Large language models (LLMs) appear poised to transform businesses. Their ability to generate detailed, creative responses to questions in simple language and code has generated a wave of enthusiasm, leading to ChatGPT reaching 100 million users faster than any other technology after it first launched. Is. Subsequently, investors invested more than $40 billion in artificial intelligence startups in the first half of 2023 – that’s more than 20% of all global venture capital investments – and companies ranging from seed-stage startups to tech giants are investing in the technology. Developing new applications.

But while LLMs are incredibly powerful, their ability to generate human text may invite us to falsely attribute them with other human capabilities, leading to misuse of the technology. With a deeper understanding of how LLMs work and their fundamental limitations, managers can make more informed decisions about how LLMs are used in their organizations, addressing their shortcomings with a mix of complementary technologies and human governance. can do.

Mechanics of LLM

LLM is basically a machine learning model designed to predict the next element in a sequence of words. Previously, more rudimentary language models operated sequentially, drawing from the probability distribution of words within their training data to predict the next word in a sequence. (Think of your smartphone keyboard that suggests the next word in a text message.) However, these models lack the ability to consider the larger context in which a word appears and its multiple meanings and relationships.

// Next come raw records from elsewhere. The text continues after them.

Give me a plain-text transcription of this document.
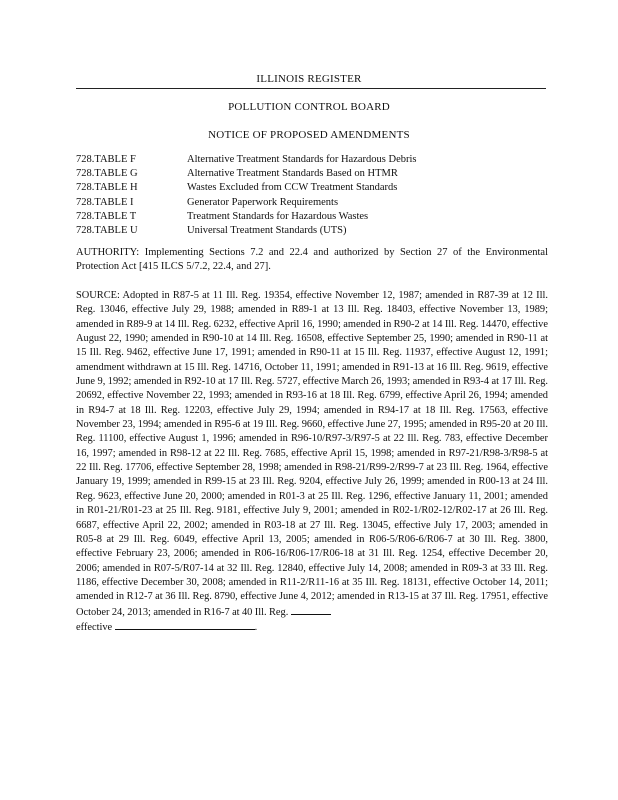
ILLINOIS REGISTER
POLLUTION CONTROL BOARD
NOTICE OF PROPOSED AMENDMENTS
728.TABLE F	Alternative Treatment Standards for Hazardous Debris
728.TABLE G	Alternative Treatment Standards Based on HTMR
728.TABLE H	Wastes Excluded from CCW Treatment Standards
728.TABLE I	Generator Paperwork Requirements
728.TABLE T	Treatment Standards for Hazardous Wastes
728.TABLE U	Universal Treatment Standards (UTS)
AUTHORITY: Implementing Sections 7.2 and 22.4 and authorized by Section 27 of the Environmental Protection Act [415 ILCS 5/7.2, 22.4, and 27].
SOURCE: Adopted in R87-5 at 11 Ill. Reg. 19354, effective November 12, 1987; amended in R87-39 at 12 Ill. Reg. 13046, effective July 29, 1988; amended in R89-1 at 13 Ill. Reg. 18403, effective November 13, 1989; amended in R89-9 at 14 Ill. Reg. 6232, effective April 16, 1990; amended in R90-2 at 14 Ill. Reg. 14470, effective August 22, 1990; amended in R90-10 at 14 Ill. Reg. 16508, effective September 25, 1990; amended in R90-11 at 15 Ill. Reg. 9462, effective June 17, 1991; amended in R90-11 at 15 Ill. Reg. 11937, effective August 12, 1991; amendment withdrawn at 15 Ill. Reg. 14716, October 11, 1991; amended in R91-13 at 16 Ill. Reg. 9619, effective June 9, 1992; amended in R92-10 at 17 Ill. Reg. 5727, effective March 26, 1993; amended in R93-4 at 17 Ill. Reg. 20692, effective November 22, 1993; amended in R93-16 at 18 Ill. Reg. 6799, effective April 26, 1994; amended in R94-7 at 18 Ill. Reg. 12203, effective July 29, 1994; amended in R94-17 at 18 Ill. Reg. 17563, effective November 23, 1994; amended in R95-6 at 19 Ill. Reg. 9660, effective June 27, 1995; amended in R95-20 at 20 Ill. Reg. 11100, effective August 1, 1996; amended in R96-10/R97-3/R97-5 at 22 Ill. Reg. 783, effective December 16, 1997; amended in R98-12 at 22 Ill. Reg. 7685, effective April 15, 1998; amended in R97-21/R98-3/R98-5 at 22 Ill. Reg. 17706, effective September 28, 1998; amended in R98-21/R99-2/R99-7 at 23 Ill. Reg. 1964, effective January 19, 1999; amended in R99-15 at 23 Ill. Reg. 9204, effective July 26, 1999; amended in R00-13 at 24 Ill. Reg. 9623, effective June 20, 2000; amended in R01-3 at 25 Ill. Reg. 1296, effective January 11, 2001; amended in R01-21/R01-23 at 25 Ill. Reg. 9181, effective July 9, 2001; amended in R02-1/R02-12/R02-17 at 26 Ill. Reg. 6687, effective April 22, 2002; amended in R03-18 at 27 Ill. Reg. 13045, effective July 17, 2003; amended in R05-8 at 29 Ill. Reg. 6049, effective April 13, 2005; amended in R06-5/R06-6/R06-7 at 30 Ill. Reg. 3800, effective February 23, 2006; amended in R06-16/R06-17/R06-18 at 31 Ill. Reg. 1254, effective December 20, 2006; amended in R07-5/R07-14 at 32 Ill. Reg. 12840, effective July 14, 2008; amended in R09-3 at 33 Ill. Reg. 1186, effective December 30, 2008; amended in R11-2/R11-16 at 35 Ill. Reg. 18131, effective October 14, 2011; amended in R12-7 at 36 Ill. Reg. 8790, effective June 4, 2012; amended in R13-15 at 37 Ill. Reg. 17951, effective October 24, 2013; amended in R16-7 at 40 Ill. Reg.
effective	.
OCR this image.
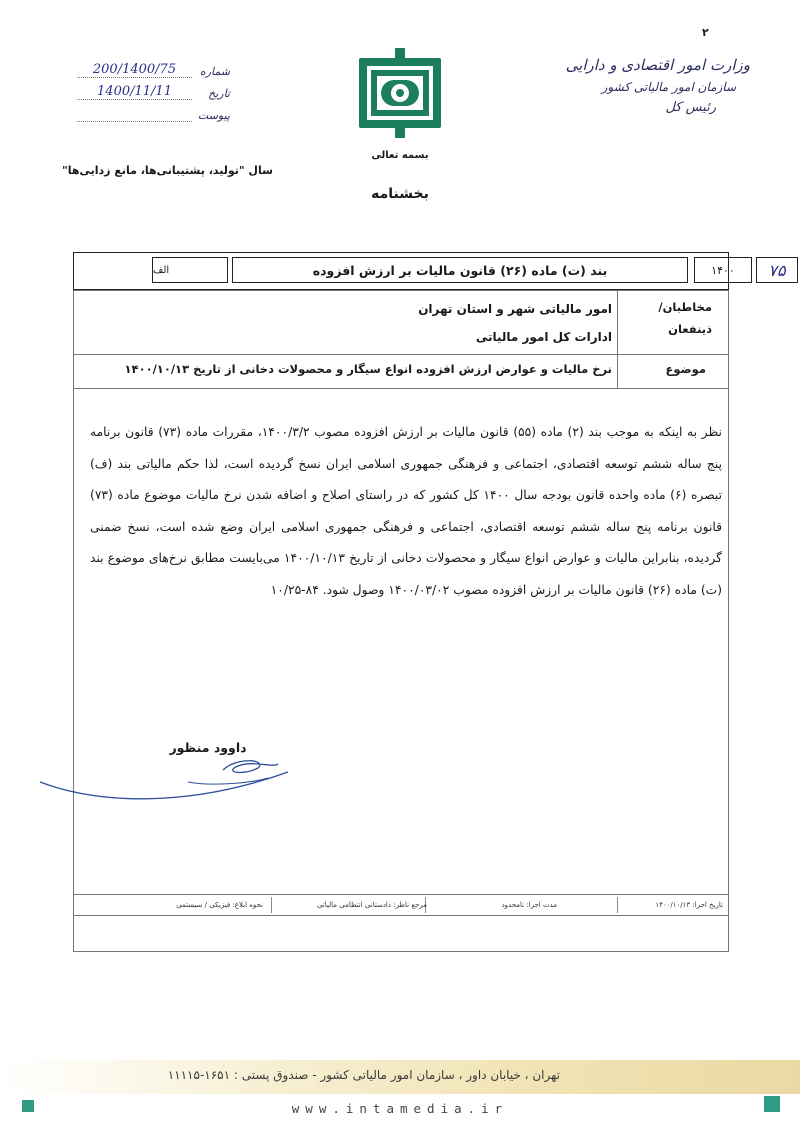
۲
وزارت امور اقتصادی و دارایی
سازمان امور مالیاتی کشور
رئیس کل
بسمه تعالی
بخشنامه
شماره
200/1400/75
تاریخ
1400/11/11
پیوست
سال "تولید، پشتیبانی‌ها، مانع زدایی‌ها"
۷۵
۱۴۰۰
بند (ت) ماده (۲۶) قانون مالیات بر ارزش افزوده
الف
مخاطبان/ ذینفعان
امور مالیاتی شهر و استان تهران
ادارات کل امور مالیاتی
موضوع
نرخ مالیات و عوارض ارزش افزوده انواع سیگار و محصولات دخانی از تاریخ ۱۴۰۰/۱۰/۱۳
نظر به اینکه به موجب بند (۲) ماده (۵۵) قانون مالیات بر ارزش افزوده مصوب ۱۴۰۰/۳/۲، مقررات ماده (۷۳) قانون برنامه پنج ساله ششم توسعه اقتصادی، اجتماعی و فرهنگی جمهوری اسلامی ایران نسخ گردیده است، لذا حکم مالیاتی بند (ف) تبصره (۶) ماده واحده قانون بودجه سال ۱۴۰۰ کل کشور که در راستای اصلاح و اضافه شدن نرخ مالیات موضوع ماده (۷۳) قانون برنامه پنج ساله ششم توسعه اقتصادی، اجتماعی و فرهنگی جمهوری اسلامی ایران وضع شده است، نسخ ضمنی گردیده، بنابراین مالیات و عوارض انواع سیگار و محصولات دخانی از تاریخ ۱۴۰۰/۱۰/۱۳ می‌بایست مطابق نرخ‌های موضوع بند (ت) ماده (۲۶) قانون مالیات بر ارزش افزوده مصوب ۱۴۰۰/۰۳/۰۲ وصول شود. ۸۴-۱۰/۲۵
داوود منظور
تاریخ اجرا: ۱۴۰۰/۱۰/۱۳
مدت اجرا: نامحدود
مرجع ناظر: دادستانی انتظامی مالیاتی
نحوه ابلاغ: فیزیکی / سیستمی
تهران ، خیابان داور ، سازمان امور مالیاتی کشور - صندوق پستی : ۱۶۵۱-۱۱۱۱۵
www.intamedia.ir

The advent of the latest neural network architecture – Transformer – marked a significant evolution towards modern LLM. Transformers allow neural networks to process large chunks of text simultaneously to establish stronger connections between words and the context in which they appear. Training these Transformers on increasingly vast amounts of text has resulted in a leap in sophistication that enables LLMs to generate human responses to signals.

This capability of an LLM depends on several important factors, including the size of the model, represented by the number of trainable weights (called weights). parameters), the quality and quantity of training data (defined by the number of). tokenreferring to word or subword units), and the maximum size of input that the model can accept as a prompt (known as its). reference window size,

About the Author

Mikhail Burtsev, Ph.D., is a Landau AI Fellow at the London Institute for Mathematical Sciences, former Scientific Director of the Artificial Intelligence Research Institute, and author of over 100 papers in the field of AI. Martin Reeves is Chairman of the BCG Henderson Institute, which focuses on business strategy. Adam Jobe, Ph.D., is the Director of the Strategy Lab at the BCG Henderson Institute.